Newfoundland and Labrador company boldly takes radar where it’s never gone before
Northern Russia, offshore Brazil, the Gulf of Mexico—these are just some of the places where Rutter Inc.’s radar technology products are in demand. While the St. John’s-based company is small, with 33 employees globally, the firm has carved out a niche in the oil and gas business with radar technology that detects oil spills, icebergs, unidentified vessels and small objects and monitors waves and sea conditions. “We want to have as many products on our roster as we can offer, especially with the oil and gas industry in a slump,” says Blair Wheaton, Rutter’s vice-president.
Incorporated in 1998, Rutter didn’t start out catering to the oil and gas industry. The company’s primary product in those days was selling ‘black box’ recorders for ships. But about nine years ago the company decided it wanted to diversify and put a greater focus on research and development of radar technology.
Radar, short for radio detection and ranging, has been around since the 1880s. It involves transmitting an intermittent radio wave and receiving reflections of that wave from nearby objects. Rutter decided to get into the radar business when it acquired Sigma Engineering and its sigma S6 technology. The technology was developed and deployed for the Hibernia production platform to detect icebergs.
Rutter management thought the sigma S6 technology could be improved and open up new business opportunities for the company. “What it wasn’t seeing was smaller pieces in the water,” says Stephen Hale, Rutter’s director of sales, marketing and R&D business development. “We’ve developed enhanced processes and extracted more information from the old systems and developed four unique products out of that.”
Those products include its sigma S6 oil spill detection system that uses radar to detect oil spills in the ocean. Hale says the system has detected spills as small as five litres, and it’s been used in Brazil, the North Sea, Eastern Canada, the Gulf of Mexico, China and Russia.
Perhaps what’s allowed Rutter to have staying power is its commitment to research and development. Hale says the company has a 16-person research and development team that works on new technology. It’s also willing to partner with energy companies who have a problem and are looking for outside help on how to solve it.
One example is its work with a local oil and gas operator to develop oil and gas and ice analysis technology, but also has elements to do with its oil spill detection system that can provide 24-hour real time information to its users. The project has been completed and it automatically detects ice floes, ice pans, open water leads, ice ridges, and icebergs embedded in pack ice– important information for companies in regions like Newfoundland and Labrador where ice poses risks to the work they are doing offshore.

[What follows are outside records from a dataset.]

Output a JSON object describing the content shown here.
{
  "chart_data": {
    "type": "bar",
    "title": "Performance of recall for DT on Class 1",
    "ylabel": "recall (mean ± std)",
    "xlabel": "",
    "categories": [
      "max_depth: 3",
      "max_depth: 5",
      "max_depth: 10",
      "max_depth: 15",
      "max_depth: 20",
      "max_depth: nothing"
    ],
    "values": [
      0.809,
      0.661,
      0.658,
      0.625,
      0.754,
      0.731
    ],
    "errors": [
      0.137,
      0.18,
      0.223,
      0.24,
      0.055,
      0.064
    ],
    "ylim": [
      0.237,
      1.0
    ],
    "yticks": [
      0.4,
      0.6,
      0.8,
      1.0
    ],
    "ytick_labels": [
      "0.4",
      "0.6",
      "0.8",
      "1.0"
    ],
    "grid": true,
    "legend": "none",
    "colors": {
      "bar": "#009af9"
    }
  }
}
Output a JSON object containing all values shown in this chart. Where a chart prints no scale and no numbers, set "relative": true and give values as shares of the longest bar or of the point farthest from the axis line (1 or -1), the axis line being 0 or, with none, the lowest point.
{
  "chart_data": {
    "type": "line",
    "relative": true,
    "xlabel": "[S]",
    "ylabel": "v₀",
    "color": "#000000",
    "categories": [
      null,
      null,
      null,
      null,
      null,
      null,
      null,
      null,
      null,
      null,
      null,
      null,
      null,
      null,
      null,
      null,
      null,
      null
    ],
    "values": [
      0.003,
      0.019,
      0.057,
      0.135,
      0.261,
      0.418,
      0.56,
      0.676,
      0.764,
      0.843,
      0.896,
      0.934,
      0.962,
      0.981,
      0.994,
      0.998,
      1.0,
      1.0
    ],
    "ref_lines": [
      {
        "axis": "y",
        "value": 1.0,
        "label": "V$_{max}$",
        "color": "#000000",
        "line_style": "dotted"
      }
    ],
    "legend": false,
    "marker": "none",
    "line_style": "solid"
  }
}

While Rutter has made a name for itself selling radar technology to the oil and gas industry, it’s made inroads in other sectors. In fact, Rutter technology is used internationally by Coast Guards, cruise ships, shipping companies, search and rescue teams and surveillance teams looking to combat piracy and smuggling. The fact that its radar technology is in demand beyond the petroleum sector has been important to Rutter as it weathers a prolonged funk in the oil and gas sector. “Like any company, there’s been a downtick in revenues on the oil and gas side of the business,” Hale says. “But we’re not entirely oil and gas exposed, which is good.”
Being involved in a cyclical business like the oil and gas industry means there will be ups and downs Rutter must deal with. But the company has a simple strategy to remain successful. “We’ve got a commitment to investment in research and development and we’ll continue to invest in our people and our technology so we’re staying ahead of the curve,” Wheaton says.